Qualsiasi luogo si dilata in spazio esistenziale, stilizzazione di moti interiori: «Ho visto la malattia di un grande | albero di clausura che da secoli fiorisce | tra i muri muti dentro la città […] Tutto quello che resta è poco | è un impronta antica ma ancora calda | sopra l’erba di radici: forse | un pensiero di Dio, un largo istante | fatale a chi ritorna qui | dove noi | non possiamo rimanere». Non è concessa la sosta, ma inflessibile resta la speranza della permanenza di un dio pietoso anche se congetturale, che sollevi le angosce, il dolore, la stessa morte dai limiti del nostro io, che rimandi al cuore la memoria, che cancelli la dimenticanza, che permetta la coscienza di quanto terribile sia il sublime nel suo postulare l’umana tensione in un’ipotesi di ricerca e, di conseguenza, quanta passione, patimento e salvezza dolorosa comporti la scelta dello sguardo sull’angelo.

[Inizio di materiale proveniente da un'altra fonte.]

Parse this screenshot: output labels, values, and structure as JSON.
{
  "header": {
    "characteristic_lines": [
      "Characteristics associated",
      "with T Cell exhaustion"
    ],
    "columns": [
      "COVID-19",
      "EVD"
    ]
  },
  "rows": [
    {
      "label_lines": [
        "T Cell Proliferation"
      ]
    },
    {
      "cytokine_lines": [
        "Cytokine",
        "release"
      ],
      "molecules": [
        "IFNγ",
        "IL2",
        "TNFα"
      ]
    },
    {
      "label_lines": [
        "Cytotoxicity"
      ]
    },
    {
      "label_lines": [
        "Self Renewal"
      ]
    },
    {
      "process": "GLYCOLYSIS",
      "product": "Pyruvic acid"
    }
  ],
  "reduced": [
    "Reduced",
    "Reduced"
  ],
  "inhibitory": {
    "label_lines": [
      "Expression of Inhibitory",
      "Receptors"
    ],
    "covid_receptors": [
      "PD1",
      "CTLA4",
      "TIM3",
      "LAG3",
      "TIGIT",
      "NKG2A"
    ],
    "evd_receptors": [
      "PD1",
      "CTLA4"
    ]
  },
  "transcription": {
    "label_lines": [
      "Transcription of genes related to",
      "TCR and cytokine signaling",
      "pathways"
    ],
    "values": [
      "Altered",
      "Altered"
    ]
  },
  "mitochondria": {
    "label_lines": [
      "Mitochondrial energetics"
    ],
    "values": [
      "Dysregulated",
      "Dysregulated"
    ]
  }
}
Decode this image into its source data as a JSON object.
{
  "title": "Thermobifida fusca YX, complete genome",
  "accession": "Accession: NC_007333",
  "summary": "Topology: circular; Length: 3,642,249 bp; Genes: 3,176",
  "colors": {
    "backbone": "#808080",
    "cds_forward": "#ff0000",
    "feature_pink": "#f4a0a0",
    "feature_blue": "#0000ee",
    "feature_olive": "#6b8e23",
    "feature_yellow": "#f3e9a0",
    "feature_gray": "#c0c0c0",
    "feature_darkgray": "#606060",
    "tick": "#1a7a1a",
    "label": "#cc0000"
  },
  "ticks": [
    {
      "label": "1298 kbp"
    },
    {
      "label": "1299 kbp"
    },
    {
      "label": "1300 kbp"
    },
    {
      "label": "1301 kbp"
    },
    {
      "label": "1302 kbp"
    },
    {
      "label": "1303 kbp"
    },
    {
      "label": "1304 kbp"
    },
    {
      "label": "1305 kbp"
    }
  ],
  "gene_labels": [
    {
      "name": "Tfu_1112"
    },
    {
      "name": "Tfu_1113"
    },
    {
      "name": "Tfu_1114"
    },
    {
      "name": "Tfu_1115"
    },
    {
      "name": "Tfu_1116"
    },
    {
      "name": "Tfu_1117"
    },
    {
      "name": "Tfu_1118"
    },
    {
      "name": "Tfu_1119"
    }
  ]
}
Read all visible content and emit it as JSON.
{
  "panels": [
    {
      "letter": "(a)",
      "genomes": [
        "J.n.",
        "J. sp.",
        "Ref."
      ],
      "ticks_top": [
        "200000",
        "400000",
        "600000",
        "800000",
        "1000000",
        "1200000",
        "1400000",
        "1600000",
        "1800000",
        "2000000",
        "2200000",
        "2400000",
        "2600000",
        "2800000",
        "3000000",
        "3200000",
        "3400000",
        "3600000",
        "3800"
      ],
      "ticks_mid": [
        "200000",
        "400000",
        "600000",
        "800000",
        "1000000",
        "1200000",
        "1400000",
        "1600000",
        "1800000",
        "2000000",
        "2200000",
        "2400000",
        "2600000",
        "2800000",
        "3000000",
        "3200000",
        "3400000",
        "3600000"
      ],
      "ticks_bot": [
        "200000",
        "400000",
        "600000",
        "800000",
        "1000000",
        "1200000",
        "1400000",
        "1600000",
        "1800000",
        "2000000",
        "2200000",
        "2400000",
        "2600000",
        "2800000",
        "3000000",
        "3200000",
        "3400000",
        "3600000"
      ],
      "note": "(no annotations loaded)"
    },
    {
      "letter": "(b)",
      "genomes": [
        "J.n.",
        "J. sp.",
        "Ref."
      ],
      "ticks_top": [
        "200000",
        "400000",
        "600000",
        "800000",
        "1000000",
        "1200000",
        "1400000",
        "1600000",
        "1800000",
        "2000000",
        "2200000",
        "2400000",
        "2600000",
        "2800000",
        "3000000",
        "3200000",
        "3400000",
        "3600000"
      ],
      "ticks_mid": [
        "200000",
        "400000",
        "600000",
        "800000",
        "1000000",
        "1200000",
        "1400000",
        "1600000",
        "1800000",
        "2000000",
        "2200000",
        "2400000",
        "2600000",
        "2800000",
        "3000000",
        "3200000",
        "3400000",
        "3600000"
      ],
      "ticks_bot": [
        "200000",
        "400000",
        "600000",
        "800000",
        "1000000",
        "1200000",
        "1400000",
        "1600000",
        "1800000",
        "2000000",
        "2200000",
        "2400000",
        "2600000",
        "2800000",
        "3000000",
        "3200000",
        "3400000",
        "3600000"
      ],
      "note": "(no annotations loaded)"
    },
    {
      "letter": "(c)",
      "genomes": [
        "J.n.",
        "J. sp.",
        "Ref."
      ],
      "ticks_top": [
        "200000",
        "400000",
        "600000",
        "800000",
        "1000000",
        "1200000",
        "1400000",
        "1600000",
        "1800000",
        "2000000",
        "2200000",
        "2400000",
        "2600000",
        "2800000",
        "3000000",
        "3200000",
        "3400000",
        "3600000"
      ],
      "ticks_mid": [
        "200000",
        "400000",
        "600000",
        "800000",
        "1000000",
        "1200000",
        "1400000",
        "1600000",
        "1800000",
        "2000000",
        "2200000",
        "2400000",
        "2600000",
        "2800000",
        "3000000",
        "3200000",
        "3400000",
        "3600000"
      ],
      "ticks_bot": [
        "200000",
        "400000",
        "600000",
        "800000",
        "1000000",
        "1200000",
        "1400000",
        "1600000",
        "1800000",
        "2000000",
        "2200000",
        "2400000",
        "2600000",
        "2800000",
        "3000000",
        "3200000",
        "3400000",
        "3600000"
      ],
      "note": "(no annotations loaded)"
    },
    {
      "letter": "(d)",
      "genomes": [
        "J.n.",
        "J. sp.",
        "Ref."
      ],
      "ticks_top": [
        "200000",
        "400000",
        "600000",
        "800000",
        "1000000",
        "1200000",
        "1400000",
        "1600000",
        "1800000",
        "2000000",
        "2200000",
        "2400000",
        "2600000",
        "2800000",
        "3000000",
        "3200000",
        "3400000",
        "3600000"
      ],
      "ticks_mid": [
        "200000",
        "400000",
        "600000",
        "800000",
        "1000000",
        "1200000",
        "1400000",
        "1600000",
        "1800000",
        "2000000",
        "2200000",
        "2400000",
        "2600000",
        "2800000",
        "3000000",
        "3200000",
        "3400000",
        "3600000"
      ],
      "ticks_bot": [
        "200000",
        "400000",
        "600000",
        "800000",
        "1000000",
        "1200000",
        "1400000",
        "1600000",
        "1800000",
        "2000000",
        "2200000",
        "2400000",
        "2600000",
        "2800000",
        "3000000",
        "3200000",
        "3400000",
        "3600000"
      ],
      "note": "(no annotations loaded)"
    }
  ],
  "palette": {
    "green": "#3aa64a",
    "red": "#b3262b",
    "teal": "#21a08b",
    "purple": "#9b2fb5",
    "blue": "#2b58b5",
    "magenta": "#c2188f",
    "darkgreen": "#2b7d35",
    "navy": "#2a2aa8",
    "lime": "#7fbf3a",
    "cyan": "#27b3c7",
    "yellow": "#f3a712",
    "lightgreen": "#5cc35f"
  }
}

Lo stile di Scrignòli, ricco di varianti e di ritorni, modulato in versi quasi ermetici che coesistono con spazialità atemporali anche nella stessa composizione, diventa voce recitante di uno spettacolo della vita in cui il poeta-attore dispare e rinasce ad ogni pagina in un confine labilissimo tra realtà e sogno, apparizioni fugaci, spiritualizzazione e profezia, in una orchestrazione che trova voce altissima a Toblach. Lì giungerà «la Cherubina del vuoto» a fermare le note di Mahler «nell’estremo finale incompiuto | ad alzarsi in compagnia dell’Angelo | verso l’ultimo burlesco rifugio | della vita». Il mondo raccoglierà il suono della sua voce, i suoi capelli saranno chiome di faggi e la morte non lo rapirà al tempo, perché il sublime non si perde, si trasforma per chi vorrà coglierlo e sentirne il suono, magari darà «la via di fuga | per un tordo | inseguito da un falco pescatore | o dal richiamo di un messaggero innocente».
Quasi visibilmente Mahler risuona negli articolati versi di Scrignòli: in essi si concertano come indissolubili suono e parole. Forse le parole costituiscono un dono per l’angelo perché permanga, strappi il cielo e lo porti a terra. Anche l’immagine di copertina, il cui autore fu contemporaneo di Mahler, si fa unito corpo alle parole e alla musica e riproduce un particolare dell’originale. Emblematica ed inquietante, la Cherubina risalta la sublimità della fine, inquadrata in una cornice viola, colore di tramonti e di dissolvimento, molto amato dal nostro poeta, e insieme all’albero delle pagode diventa simbolo dello slancio verso la vita e tentata conoscenza, contro la maschera della caducità.